40. Par ailleurs, les stipulations contractuelles ne cantonnent pas les redevances aux ventes d'appareils réalisées uniquement sur le territoire français. Au contraire, l'article 5-2 « Rémunération du médecin » du protocole du 27 juin 2012 conclu avec Monsieur [F] [V] stipule que « le Médecin percevra une rémunération complémentaire égale à 250 € pour chaque Appareil ou Nouvel Appareil vendu, loué ou placé en France et en Europe par E-SWIN » ; et l'article 6-2 « Rémunération de l'apporteur » du protocole du 28 juin 2012 conclu avec Monsieur [W] [X] stipule que « l'Apporteur percevra un montant de 500 € Hors Taxes pour chaque Appareil ou Nouvel Appareil vendu, loué ou placé par E-SWIN », et vise donc les ventes sans distinction territoriale, ce qui est corroboré par l'alinéa suivant du même article qui stipule qu'« à cet effet, la société E-SWIN communiquera à l'Apporteur, en même temps que le règlement, un relevé faisant apparaître le nombre d'Appareils vendus, loués et placés au cours du trimestre considéré, ventilé par zones géographiques ».

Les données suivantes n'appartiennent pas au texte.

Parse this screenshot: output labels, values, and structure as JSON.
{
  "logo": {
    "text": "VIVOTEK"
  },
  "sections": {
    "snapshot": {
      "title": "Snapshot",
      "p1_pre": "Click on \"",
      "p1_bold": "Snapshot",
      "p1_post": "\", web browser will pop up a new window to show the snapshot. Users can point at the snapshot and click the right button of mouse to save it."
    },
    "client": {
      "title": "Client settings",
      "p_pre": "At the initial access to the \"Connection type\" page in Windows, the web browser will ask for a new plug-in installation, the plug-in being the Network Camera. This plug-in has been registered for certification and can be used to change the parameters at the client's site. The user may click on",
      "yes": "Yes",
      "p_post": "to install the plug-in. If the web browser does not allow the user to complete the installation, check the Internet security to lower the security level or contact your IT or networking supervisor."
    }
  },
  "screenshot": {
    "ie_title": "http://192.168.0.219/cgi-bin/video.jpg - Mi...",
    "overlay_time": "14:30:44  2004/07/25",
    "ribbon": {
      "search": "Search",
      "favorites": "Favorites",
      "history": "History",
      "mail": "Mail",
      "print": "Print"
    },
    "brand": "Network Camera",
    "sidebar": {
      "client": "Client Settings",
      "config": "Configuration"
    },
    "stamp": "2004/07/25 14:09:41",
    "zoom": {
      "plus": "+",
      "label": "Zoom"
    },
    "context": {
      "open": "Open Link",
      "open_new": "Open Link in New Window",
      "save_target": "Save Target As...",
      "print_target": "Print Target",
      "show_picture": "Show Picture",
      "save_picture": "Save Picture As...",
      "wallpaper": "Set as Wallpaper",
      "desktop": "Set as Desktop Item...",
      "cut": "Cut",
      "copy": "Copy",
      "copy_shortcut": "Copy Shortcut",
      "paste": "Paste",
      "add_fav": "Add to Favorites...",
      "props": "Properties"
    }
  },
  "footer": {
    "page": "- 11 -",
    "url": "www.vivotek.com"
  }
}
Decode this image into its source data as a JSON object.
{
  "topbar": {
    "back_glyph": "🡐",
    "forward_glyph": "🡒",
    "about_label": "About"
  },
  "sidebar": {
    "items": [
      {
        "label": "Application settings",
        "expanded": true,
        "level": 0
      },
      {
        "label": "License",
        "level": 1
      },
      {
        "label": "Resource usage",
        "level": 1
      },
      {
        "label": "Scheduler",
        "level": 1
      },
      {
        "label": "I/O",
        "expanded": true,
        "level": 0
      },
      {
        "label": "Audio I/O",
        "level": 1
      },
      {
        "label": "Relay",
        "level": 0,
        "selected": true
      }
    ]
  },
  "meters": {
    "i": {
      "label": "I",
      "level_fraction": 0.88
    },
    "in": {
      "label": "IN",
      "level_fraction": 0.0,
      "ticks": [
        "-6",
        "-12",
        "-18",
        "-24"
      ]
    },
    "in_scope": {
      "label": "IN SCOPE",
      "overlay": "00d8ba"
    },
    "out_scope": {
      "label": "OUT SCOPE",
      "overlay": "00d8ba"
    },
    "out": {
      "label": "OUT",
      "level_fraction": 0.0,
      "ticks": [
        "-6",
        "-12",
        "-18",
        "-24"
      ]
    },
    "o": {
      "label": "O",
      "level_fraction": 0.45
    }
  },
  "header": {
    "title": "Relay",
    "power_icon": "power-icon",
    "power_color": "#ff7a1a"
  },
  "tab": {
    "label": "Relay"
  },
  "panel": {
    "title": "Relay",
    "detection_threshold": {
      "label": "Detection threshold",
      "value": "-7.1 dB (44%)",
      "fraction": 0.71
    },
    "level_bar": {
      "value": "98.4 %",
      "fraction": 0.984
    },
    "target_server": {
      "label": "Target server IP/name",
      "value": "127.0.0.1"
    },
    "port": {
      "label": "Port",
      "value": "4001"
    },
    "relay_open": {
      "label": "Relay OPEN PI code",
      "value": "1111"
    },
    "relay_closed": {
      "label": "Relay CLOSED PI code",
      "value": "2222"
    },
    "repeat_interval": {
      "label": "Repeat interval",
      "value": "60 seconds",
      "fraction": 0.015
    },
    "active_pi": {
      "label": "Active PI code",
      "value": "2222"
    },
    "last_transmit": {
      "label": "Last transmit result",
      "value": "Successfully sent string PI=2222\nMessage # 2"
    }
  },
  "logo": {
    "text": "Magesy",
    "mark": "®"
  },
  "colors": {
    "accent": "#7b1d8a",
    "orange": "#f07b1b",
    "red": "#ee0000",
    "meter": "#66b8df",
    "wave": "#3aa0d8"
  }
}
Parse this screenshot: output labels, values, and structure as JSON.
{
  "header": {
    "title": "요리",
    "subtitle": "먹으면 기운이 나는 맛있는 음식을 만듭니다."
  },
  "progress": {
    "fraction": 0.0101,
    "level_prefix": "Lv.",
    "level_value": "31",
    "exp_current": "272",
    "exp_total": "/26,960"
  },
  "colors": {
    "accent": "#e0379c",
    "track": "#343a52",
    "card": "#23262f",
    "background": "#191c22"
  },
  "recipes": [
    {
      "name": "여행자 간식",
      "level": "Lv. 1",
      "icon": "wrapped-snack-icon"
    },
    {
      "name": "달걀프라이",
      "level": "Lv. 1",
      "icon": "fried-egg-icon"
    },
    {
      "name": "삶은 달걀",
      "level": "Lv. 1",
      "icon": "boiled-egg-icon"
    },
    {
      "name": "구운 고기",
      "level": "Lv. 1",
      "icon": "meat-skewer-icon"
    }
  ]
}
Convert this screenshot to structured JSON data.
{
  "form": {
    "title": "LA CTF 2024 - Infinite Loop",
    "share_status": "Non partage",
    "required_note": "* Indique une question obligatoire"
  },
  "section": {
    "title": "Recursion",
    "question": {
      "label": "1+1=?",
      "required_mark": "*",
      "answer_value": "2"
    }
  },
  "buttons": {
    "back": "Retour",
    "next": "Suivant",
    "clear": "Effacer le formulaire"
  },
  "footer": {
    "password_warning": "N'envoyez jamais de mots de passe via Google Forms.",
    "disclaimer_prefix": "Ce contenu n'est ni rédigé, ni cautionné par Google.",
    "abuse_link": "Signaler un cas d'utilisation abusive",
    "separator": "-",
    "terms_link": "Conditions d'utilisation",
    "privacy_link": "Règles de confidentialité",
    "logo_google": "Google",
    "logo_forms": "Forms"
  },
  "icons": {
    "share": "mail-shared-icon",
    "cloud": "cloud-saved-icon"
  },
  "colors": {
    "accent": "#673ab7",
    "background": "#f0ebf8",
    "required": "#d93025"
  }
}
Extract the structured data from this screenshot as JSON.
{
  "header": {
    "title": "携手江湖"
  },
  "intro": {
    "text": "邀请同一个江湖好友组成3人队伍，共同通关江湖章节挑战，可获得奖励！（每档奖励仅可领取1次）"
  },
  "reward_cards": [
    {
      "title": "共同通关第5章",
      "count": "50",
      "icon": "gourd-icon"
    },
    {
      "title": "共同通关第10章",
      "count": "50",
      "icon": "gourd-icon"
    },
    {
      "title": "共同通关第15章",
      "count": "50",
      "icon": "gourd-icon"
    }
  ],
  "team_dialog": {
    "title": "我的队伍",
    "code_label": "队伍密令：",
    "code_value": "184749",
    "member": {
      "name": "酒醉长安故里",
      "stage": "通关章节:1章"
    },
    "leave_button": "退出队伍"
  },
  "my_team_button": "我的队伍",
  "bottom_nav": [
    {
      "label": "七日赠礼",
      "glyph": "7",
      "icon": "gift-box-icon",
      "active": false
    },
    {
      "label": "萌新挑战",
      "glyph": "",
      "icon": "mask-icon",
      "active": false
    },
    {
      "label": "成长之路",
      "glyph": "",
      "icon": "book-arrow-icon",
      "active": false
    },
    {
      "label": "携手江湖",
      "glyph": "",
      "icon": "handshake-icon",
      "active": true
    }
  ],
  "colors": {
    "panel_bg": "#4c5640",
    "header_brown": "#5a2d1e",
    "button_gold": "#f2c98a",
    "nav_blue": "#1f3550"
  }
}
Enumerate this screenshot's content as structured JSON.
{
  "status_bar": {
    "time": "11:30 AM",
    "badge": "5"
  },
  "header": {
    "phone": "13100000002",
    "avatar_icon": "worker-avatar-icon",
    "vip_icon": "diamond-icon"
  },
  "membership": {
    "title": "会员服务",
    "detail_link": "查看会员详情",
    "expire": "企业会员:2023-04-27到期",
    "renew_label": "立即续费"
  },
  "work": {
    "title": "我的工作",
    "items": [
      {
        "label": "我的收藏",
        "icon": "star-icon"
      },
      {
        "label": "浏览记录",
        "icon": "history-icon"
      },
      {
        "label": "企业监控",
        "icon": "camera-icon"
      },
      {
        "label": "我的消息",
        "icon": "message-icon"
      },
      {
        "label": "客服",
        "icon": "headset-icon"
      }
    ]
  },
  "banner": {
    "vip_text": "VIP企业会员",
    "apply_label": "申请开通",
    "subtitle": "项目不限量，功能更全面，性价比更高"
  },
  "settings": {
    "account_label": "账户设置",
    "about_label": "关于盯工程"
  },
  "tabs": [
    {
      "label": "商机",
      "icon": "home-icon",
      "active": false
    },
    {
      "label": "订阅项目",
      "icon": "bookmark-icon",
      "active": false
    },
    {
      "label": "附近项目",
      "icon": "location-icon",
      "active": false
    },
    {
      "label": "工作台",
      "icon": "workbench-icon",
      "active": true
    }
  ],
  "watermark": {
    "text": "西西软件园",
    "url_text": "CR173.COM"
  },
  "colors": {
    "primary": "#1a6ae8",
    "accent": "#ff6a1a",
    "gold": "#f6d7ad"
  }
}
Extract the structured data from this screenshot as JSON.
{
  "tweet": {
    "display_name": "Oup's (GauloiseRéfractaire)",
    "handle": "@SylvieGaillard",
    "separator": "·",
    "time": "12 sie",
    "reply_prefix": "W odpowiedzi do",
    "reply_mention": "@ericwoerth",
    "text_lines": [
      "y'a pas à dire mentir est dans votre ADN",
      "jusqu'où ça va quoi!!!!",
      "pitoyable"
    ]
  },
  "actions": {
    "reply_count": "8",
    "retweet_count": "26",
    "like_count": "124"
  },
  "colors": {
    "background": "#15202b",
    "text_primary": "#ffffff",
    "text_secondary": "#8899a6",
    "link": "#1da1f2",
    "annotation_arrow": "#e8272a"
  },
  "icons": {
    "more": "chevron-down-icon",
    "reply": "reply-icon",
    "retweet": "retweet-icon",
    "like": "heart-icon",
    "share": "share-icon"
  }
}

41. Au vu de l'ensemble de ces éléments, la SAS E-SWIN sera en conséquence déboutée de ses demandes principales en répétition de l'indu.

Sur les demandes subsidiaires en nullité pour dol

Sur la fin de non-recevoir tirée de la prescription

42. Monsieur [W] [X] soulève la prescription de la demande subsidiaire en nullité pour dol de la clause du protocole du 28 juin 2012 relative à sa rémunération en ce que la SAS E-SWIN avait déjà connaissance lors de la signature du protocole qu'il ne lui conférait pas une licence de brevet, lequel a été délivré postérieurement le 26 décembre 2014, qu'elle a eu connaissance des travaux du docteur [C] dès l'étude du 25 avril 2012 transmise par Monsieur [F] [V] et avait d'ailleurs mis en avant les différences entre l'appareil QUADRA Q4 de DERMAMED SOLUTIONS utilisé par le docteur [C] et son appareil E-EYE lors de sa présentation aux distributeurs.

43. Monsieur [F] [V], qui soulève également la prescription de cette demande, ajoute que le contrat a reçu exécution.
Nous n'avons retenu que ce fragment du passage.